Ron shrugged pleasantly. “Not much. Except they won the war for us.”
“Yeah? Well, so did I. But I’m not rich and they are. How do you figure that?”
Ron thumped him on the back. “Rich in spirit, Tommy, rich in spirit. Here,” he said, pouring a drink and handing it to him, “on the house. I’ll see you later. There’s a nurse over there wants to see where Truman slept.”
“Don’t forget about the room,” Tommy said to his back as he melted into the crowd. He took a drink. “To think he’s just a kid, with years to go.”
“So what do you know, Tommy? Brian said you might have a story for me.”
“He did, huh? You care?”
“I’m listening. What about Breimer?”
Tommy shook his head. “That’s a Washington story.” He looked up. “Mine, by the way. I’ll crack the sonofabitch if I have to go through every patent myself. It’s a beaut, too. How the rich get richer.”
“How do they?”
“You really want to hear this? Holding companies. Licenses. Fucking paper
maze
. Half the time their own lawyers can’t trace it. American Dye and Chemical. You know they were like that with Farben,” he said, holding up two fingers folded over each other. “Before the war.
During
the war. Share the patents and one hand washes the other. Except there’s a war on and you don’t trade with an enemy company. Looks bad. So the money gets paid somewhere else—Switzerland, a new company. Nothing to do with you, except, funny, there are the same guys on the board. You get paid no matter who wins.”
“Not very nice,” Jake said. “Can you prove it?”
“No, but I know it.”
“How?”
“Because I’m a great newspaperman,” Tommy said, touching his nose, then looking down into his drink. “If I can get through the paper. You’d think it would be simple to find out who actually owns something, wouldn’t you? Not this time. It’s all fuzzy, just the way they like it. But I know it. Remember Blaustein, the cartel guy? Farben was his baby. He said he’d give me a hand. It’s all there somewhere in Washington. You just have to get your hands on the right piece of paper. Of course, you have to want to find it,“ he said, lifting his glass to his colleagues in the noisy room, dancing with WACs.
“So what’s Breimer doing in Berlin, then?”

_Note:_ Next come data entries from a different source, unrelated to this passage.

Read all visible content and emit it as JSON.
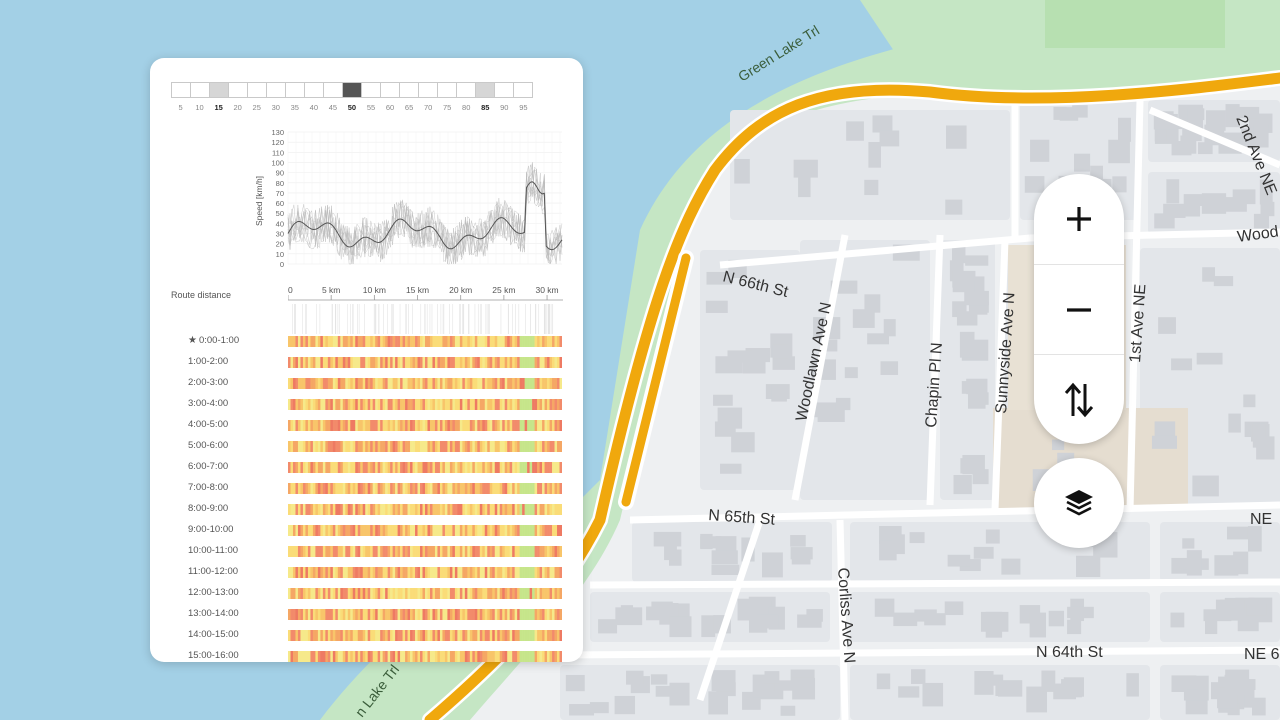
{
  "map": {
    "street_labels": [
      "N 66th St",
      "N 65th St",
      "N 64th St",
      "Woodlawn Ave N",
      "Chapin Pl N",
      "Sunnyside Ave N",
      "1st Ave NE",
      "2nd Ave NE",
      "Corliss Ave N",
      "Wood",
      "NE",
      "NE 6"
    ],
    "park_labels": [
      "Green Lake Trl",
      "n Lake Trl"
    ],
    "colors": {
      "water": "#a3d0e6",
      "park": "#c5e6c4",
      "land": "#eef0f2",
      "block": "#e3e6ea",
      "road": "#ffffff",
      "route": "#f0a80d",
      "building": "#cfd2d7",
      "school": "#e5ddd0"
    }
  },
  "panel": {
    "percentiles": {
      "labels": [
        "5",
        "10",
        "15",
        "20",
        "25",
        "30",
        "35",
        "40",
        "45",
        "50",
        "55",
        "60",
        "65",
        "70",
        "75",
        "80",
        "85",
        "90",
        "95"
      ],
      "highlighted_light": [
        "15",
        "85"
      ],
      "highlighted_dark": "50",
      "bold_labels": [
        "15",
        "50",
        "85"
      ]
    },
    "speed_chart": {
      "ylabel": "Speed [km/h]",
      "yticks": [
        "130",
        "120",
        "110",
        "100",
        "90",
        "80",
        "70",
        "60",
        "50",
        "40",
        "30",
        "20",
        "10",
        "0"
      ]
    },
    "route_distance": {
      "title": "Route distance",
      "ticks": [
        "0",
        "5 km",
        "10 km",
        "15 km",
        "20 km",
        "25 km",
        "30 km"
      ]
    },
    "time_rows": [
      "0:00-1:00",
      "1:00-2:00",
      "2:00-3:00",
      "3:00-4:00",
      "4:00-5:00",
      "5:00-6:00",
      "6:00-7:00",
      "7:00-8:00",
      "8:00-9:00",
      "9:00-10:00",
      "10:00-11:00",
      "11:00-12:00",
      "12:00-13:00",
      "13:00-14:00",
      "14:00-15:00",
      "15:00-16:00"
    ],
    "starred_row": "0:00-1:00"
  },
  "controls": {
    "zoom_in_icon": "plus-icon",
    "zoom_out_icon": "minus-icon",
    "swap_icon": "swap-vertical-icon",
    "layers_icon": "layers-icon"
  }
}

“Plea bargaining. Help his old friends. Except he’s not getting very far.” He smiled. “You have to hand it to Blaustein. Make enough noise and somebody finally listens. Hell, even we listen once in a while. Result is that nobody wants to go near Farben—the stink’s too strong. MG’s got a special tribunal set up just for them. They’ll nail them, too—war crimes up the kazoo. Not even Breimer’s going to get the biggies off. He’s trying to kick the teeth out of the de-Nazification program with all those speeches he makes, but even that won’t do it this time. Everybody knows Farben. Christ, they built a plant at Auschwitz. Who’s going to stick out his neck for people like that?”

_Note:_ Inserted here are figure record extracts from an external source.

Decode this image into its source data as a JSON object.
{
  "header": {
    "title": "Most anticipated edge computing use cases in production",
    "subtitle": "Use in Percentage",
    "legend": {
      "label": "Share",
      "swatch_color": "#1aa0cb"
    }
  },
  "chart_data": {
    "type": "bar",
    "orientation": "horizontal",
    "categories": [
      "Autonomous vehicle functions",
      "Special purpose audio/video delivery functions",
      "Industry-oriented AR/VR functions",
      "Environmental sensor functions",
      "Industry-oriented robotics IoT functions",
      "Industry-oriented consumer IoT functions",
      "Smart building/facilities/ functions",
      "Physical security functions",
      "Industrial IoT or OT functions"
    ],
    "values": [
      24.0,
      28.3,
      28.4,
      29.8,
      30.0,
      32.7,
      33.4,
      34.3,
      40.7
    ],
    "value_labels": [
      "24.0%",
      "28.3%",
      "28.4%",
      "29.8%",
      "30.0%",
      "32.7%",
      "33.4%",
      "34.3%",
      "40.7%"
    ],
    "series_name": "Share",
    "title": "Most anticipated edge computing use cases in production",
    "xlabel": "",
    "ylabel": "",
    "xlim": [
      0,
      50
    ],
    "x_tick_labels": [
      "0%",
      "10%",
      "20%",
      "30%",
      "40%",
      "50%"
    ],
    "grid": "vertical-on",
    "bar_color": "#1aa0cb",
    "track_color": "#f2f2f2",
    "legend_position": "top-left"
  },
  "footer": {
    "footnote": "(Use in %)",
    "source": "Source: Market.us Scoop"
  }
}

“That’s it? Speeches?” Jake said, beginning to feel that Ron might after all be right, that Tommy was riding a hobbyhorse, barely touching the ground. What else would Breimer be doing?

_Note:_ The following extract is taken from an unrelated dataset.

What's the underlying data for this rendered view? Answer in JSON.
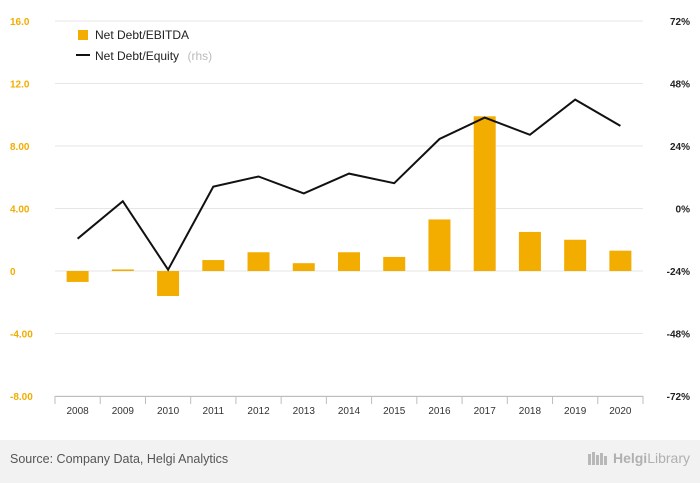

“Well, he does what he can. The speeches are part of it. Nobody’s really sure what de-Nazification means—where do you draw the line?—so he keeps whittling away at that and pretty soon you’re a lot less sure than you were. People want to go home, not try Nazis. Which of course is what American Dye is hoping, so their friends can go back to work. But not everybody’s in jail. What I get is that he’s offering employment contracts.”